Advertisement

Ortiz Works Late Shift

Share
Times Staff Writer

David Ortiz essentially stuffed the Angels’ spray charts into a paper shredder Saturday, beating an exaggerated infield shift by rolling an 11th-inning grounder through a vacated shortstop position for a run-scoring single to lift the Boston Red Sox to a 7-6 come-from-behind victory in Fenway Park.

It was the 14th walk-off hit in four Boston seasons for Ortiz, the king of late-game dramatics, and it came off Angels left-hander J.C. Romero, who tried to jam the left-handed hitter with several inside pitches before leaving a ball on the outer half that Ortiz guided through the infield with laser-like precision.

The Red Sox poured out of their dugout to mob Ortiz, a scene that is as familiar for the Fenway faithful as it is nauseating for the Angels, who have been victimized three times by Ortiz, the first coming when he hit a walk-off home run to clinch the 2004 American League division series.

Advertisement

And it left Angels reliever Scot Shields in tatters.

Romero gave up the game-winning hit, and Hector Carrasco took the loss, but it was Shields, the usually reliable setup man, who was charged with three runs in the eighth, blowing a 6-3 lead and preventing Jered Weaver from becoming the first rookie to win his first eight starts since Fernando Valenzuela in 1981.

“There are a couple of things that are really ticking me off right now,” Shields said, still steaming after the 3-hour 59-minute loss that dropped the Angels half a game behind Oakland in the AL West. “One, we lost a game we should have won. Two, I blew the game for Weaver.
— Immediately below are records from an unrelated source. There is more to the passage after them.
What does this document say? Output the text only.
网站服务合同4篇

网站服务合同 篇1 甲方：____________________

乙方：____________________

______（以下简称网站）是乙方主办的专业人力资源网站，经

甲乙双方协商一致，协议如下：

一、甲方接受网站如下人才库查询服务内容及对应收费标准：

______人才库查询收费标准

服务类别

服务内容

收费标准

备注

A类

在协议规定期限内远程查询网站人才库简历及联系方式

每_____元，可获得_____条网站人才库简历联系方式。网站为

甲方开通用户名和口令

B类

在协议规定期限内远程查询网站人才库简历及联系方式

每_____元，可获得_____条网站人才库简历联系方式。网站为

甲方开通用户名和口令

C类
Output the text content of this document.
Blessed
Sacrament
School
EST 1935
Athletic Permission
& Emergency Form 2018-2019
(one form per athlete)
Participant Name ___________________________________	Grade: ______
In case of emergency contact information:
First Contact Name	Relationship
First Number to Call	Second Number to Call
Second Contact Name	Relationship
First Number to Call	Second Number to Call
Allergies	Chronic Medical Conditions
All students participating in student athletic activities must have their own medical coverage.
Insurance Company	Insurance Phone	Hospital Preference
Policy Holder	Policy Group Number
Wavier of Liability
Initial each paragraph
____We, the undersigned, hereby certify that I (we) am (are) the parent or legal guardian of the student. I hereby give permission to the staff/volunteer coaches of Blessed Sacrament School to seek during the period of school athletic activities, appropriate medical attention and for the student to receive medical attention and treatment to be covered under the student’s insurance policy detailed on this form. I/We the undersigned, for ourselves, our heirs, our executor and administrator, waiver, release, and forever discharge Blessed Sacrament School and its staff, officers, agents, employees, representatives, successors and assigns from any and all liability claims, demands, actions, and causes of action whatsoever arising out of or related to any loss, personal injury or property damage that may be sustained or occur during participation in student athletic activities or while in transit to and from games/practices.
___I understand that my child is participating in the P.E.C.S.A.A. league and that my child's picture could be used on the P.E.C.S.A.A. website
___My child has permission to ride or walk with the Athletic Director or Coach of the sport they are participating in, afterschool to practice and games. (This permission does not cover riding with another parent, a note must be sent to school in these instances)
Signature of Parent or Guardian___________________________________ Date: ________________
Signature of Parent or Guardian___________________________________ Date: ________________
That’s hurting me pretty good right now.”

Weaver rose to the challenge of pitching on national television, in one of baseball’s most historic parks, and against one of the game’s most formidable lineups, working his way out of several jams to limit the Red Sox to three runs and seven hits in 6 2/3 innings.

And when Curtis Pride, who replaced the ailing Vladimir Guerrero in the fifth inning, lined a Craig Hansen pitch to right for a two-run home run that gave the Angels a 5-3 lead in the seventh, Weaver, who was pulled with two out and the bases empty in the seventh, was in line for his record-tying win.

The Angels added an insurance run in the eighth on Juan Rivera’s double and Jose Molina’s RBI single, but neither Shields nor closer Francisco Rodriguez could nail down the final six outs.

Ortiz, who hit a walk-off homer off Shields last Sept. 6, led off the eighth with a prodigious blast to center, his major league-leading 35th home run. Manny Ramirez and Trot Nixon singled and advanced on Shields’ wild pitch.

Advertisement

Shields struck out Jason Varitek, but Mike Lowell greeted Rodriguez with a flare to shallow right that hit the dirt in fair territory and bounced into the seats for a two-run, ground-rule double to tie the score, 6-6. It was Rodriguez’s third blown save, but Shields took the blame.

“I left a pitch over the plate to Ortiz, who hit it a long way, but I still had room to work with,” Shields said. “I didn’t get it done. That wild pitch came back to hurt us. There’s nothing else to say. I blew it.”

Rodriguez got out of a ninth-inning jam, getting Ramirez to bounce into a double play, but Ramirez, the left fielder who is not known for his defensive prowess, exacted revenge in the 11th, firing a one-hop throw to the plate to nail Mike Napoli, who was trying to score from second on Maicer Izturis’ one-out single.

“Nap got a great jump,” Manager Mike Scioscia said, defending third base coach Dino Ebel’s decision to send the runner. “It took a perfect throw to get him, and Manny made a perfect throw.”

One-out singles by Alex Gonzalez and Kevin Youkilis sparked Boston’s 11th-inning rally. Mark Loretta struck out, but Ortiz, with second baseman Adam Kennedy in shallow right and shortstop Orlando Cabrera on the second-base side of the bag, stroked the grounder to left-center for the game-winner.

“I’m not second-guessing anything,” Scioscia said. “There are tendencies that show up in certain counts and situations with Ortiz, and we want to play those percentages. He managed to stay inside a pitch and punch it through a hole.”